The Hoard Multiprocessor Memory Allocator

...if you'll be running on multiprocessor machines, ... use Emery Berger's excellent Hoard multiprocessor memory management code. It's a drop-in replacement for the C and C++ memory routines and is very fast on multiprocessor machines. Debugging Applications for Microsoft .NET and Microsoft Windows, Microsoft Press, 2003

The Hoard memory allocator is a fast, scalable, and memory-efficient memory allocator for shared-memory multiprocessors. It runs on a variety of platforms, including Linux, Solaris, and Windows. Hoard is a drop-in replacement for malloc(), etc. No change to your source is necessary. Just link it in or set just one environment variable (see Using Hoard for more information). Hoard can dramatically improve the performance of multithreaded programs running on multiprocessors.

Why Hoard?

There are a number of problems with existing memory allocators that make Hoard a better choice.

Contention

Multithreaded programs often do not scale because the heap is a bottleneck. When multiple threads simultaneously allocate or deallocate memory from the allocator, the allocator will serialize them. Programs making intensive use of the allocator actually slow down as the number of processors increases. Your program may be allocation-intensive without you realizing it, for instance, if your program makes many calls to the C++ Standard Template Library (STL).

False Sharing

The allocator can cause other problems for multithreaded code. It can lead to false sharing in your application: threads on different CPUs can end up with memory in the same cache line, or chunk of memory. Accessing these falsely-shared cache lines is hundreds of times slower than accessing unshared cache lines.

Blowup

Multithreaded programs can also lead the allocator to blowup memory consumption. This effect can multiply the amount of memory needed to run your application by the number of CPUs on your machine: four CPUs could mean that you need four times as much memory. Hoard is a fast allocator that solves all of these problems.

Press

Intel highlights the benefits of using Hoard (a previous, slower version) on a 4-way Xeon system.

Sun concludes that Hoard is more space-efficient than their own allocators.

Who's Using Hoard?

Companies using Hoard in their products and servers include AOL, British Telecom, Business Objects (formerly Crystal Decisions), Entrust, Novell, OpenWave Systems (for their Typhoon and Twister servers), and Reuters.
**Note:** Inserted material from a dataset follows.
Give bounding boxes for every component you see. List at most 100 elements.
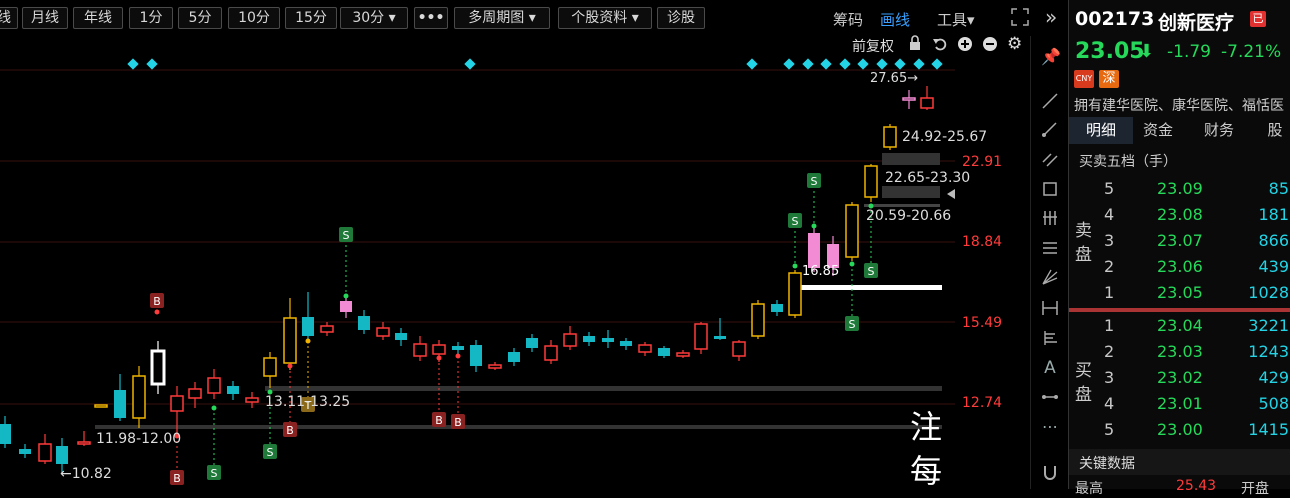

Open source projects using Hoard include the Bayonne GNU telephony server, the Cilk parallel programming language, the Dartmouth Scalable Simulation Framework, and the GNU Common C++ system.

Hoard is also a part of several major Linux distributions, including Debian and Novell's SuSe.

More Information

The first place to look for Hoard-related information is at the Hoard web page, www.hoard.org.

There are two mailing lists you should join if you are a user of Hoard. If you are just interested in being informed of new releases, join the Hoard-Announce list. For general Hoard discussion, join the Hoard mailing list. You can also search the archives of these lists.

Technical Information

For technical details of a previous version of Hoard, read Hoard: A Scalable Memory Allocator for Multithreaded Applications, by Emery D. Berger, Kathryn S. McKinley, Robert D. Blumofe, and Paul R. Wilson. The Ninth International Conference on Architectural Support for Programming Languages and Operating Systems (ASPLOS-IX). Cambridge, MA, November 2000.